For the function \(f(x)\), it is known that  \(f(3)=1, f^{\prime}(3)=2\)  and  \(f^{\prime \prime}(3)=4\).

Let  \(g(x)=f^{-1}(x)\).

What is the value of \(g^{\prime \prime}(1)\) ?

  1. \(\dfrac{1}{4}\)
  2. \(-\dfrac{1}{4}\)
  3. \(-\dfrac{1}{2}\)
  4. \(-1\)
Show Answers Only

\(C\)

Show Worked Solution

\(f(3)=1, f^{\prime}(3)=2, f^{\prime \prime}(3)=4\)

\(\text{Given} \ \ g(x)=f^{-1}(x):\)

\(f(g(x))=x \ \ \text{(Definition of an inverse fn)}\)

♦♦♦ Mean mark 22%.

\(\text{Differentiate both sides:}\)

\(g^{\prime}(x) \cdot f^{\prime}(g(x))=1 \ \ \Rightarrow \ \ g^{\prime}(x)=\dfrac{1}{f^{\prime}(g(x))}\)

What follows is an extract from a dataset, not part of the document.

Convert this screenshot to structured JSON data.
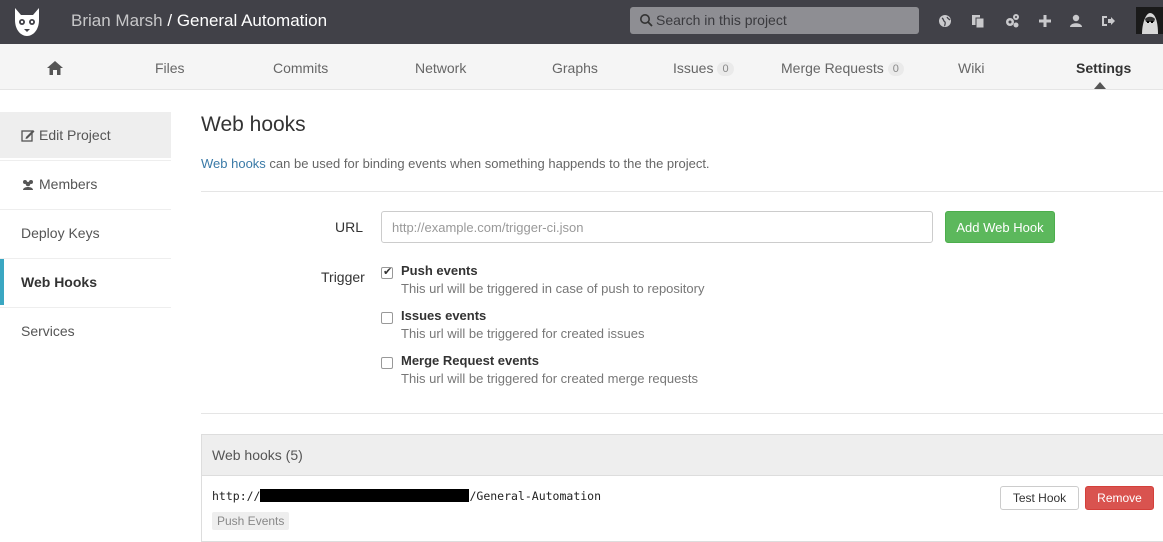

\(g^{\prime \prime}(x)=\dfrac{d}{d x}\left(\dfrac{1}{f^{\prime}(g(x))}\right)=-\dfrac{f^{\prime \prime}(g(x)) \cdot g^{\prime}(x)}{\left[f^{\prime}(g(x))\right]^2}\)
 

\(\text{When}\ \ x=1:\)

\(g^{\prime}(1)\) \(=\dfrac{1}{f^{\prime}(g(1))}=\dfrac{1}{f^{\prime}(3)}=\dfrac{1}{2}\)
\(g^{\prime \prime}(1)\) \(=-\dfrac{f^{\prime \prime}(g(1)) \cdot g^{\prime}(1)}{\left[f^{\prime}(g(1))\right]^2}=-\dfrac{f^{\prime \prime}(3) \cdot \dfrac{1}{2}}{\left[f^{\prime}(3)\right]^2}=-\dfrac{4 \times \dfrac{1}{2}}{2^2}=-\dfrac{1}{2}\)

 
\(\Rightarrow C\)

Calculus, EXT1 C2 2025 HSC 14d

The function  \(f(x)\)  is defined by  \(f(x)=\cos ^{-1}(\sin x)\)  in the domain \((0, \pi)\).

Find  \(f^{\prime}(x)\)  for those values of \(x\) where it is defined.   (3 marks)

Show Answers Only

\(f^{\prime}(x)=-1 \ \text{for} \ \ x \in\left(0, \dfrac{\pi}{2}\right)\)

\(f^{\prime}(x)=1 \ \text{for} \ \ x \in\left(\dfrac{\pi}{2}, \pi\right)\)

Show Worked Solution
\(f(x)\) \(=\cos ^{-1}(\sin x)\)
\(f^{\prime}(x)\) \(=-\dfrac{\cos x}{\sqrt{1-\sin ^2 x}}\)
  \(=-\dfrac{\cos x}{\abs{\cos x}}\)
  \(= \pm 1\)

♦♦ Mean mark 38%.

\(\text{Consider limitations:}\)

\(1-\sin ^2 x \neq 0 \ \Rightarrow \ \sin x \neq \pm 1 \ \Rightarrow \ x \neq \dfrac{\pi}{2}\)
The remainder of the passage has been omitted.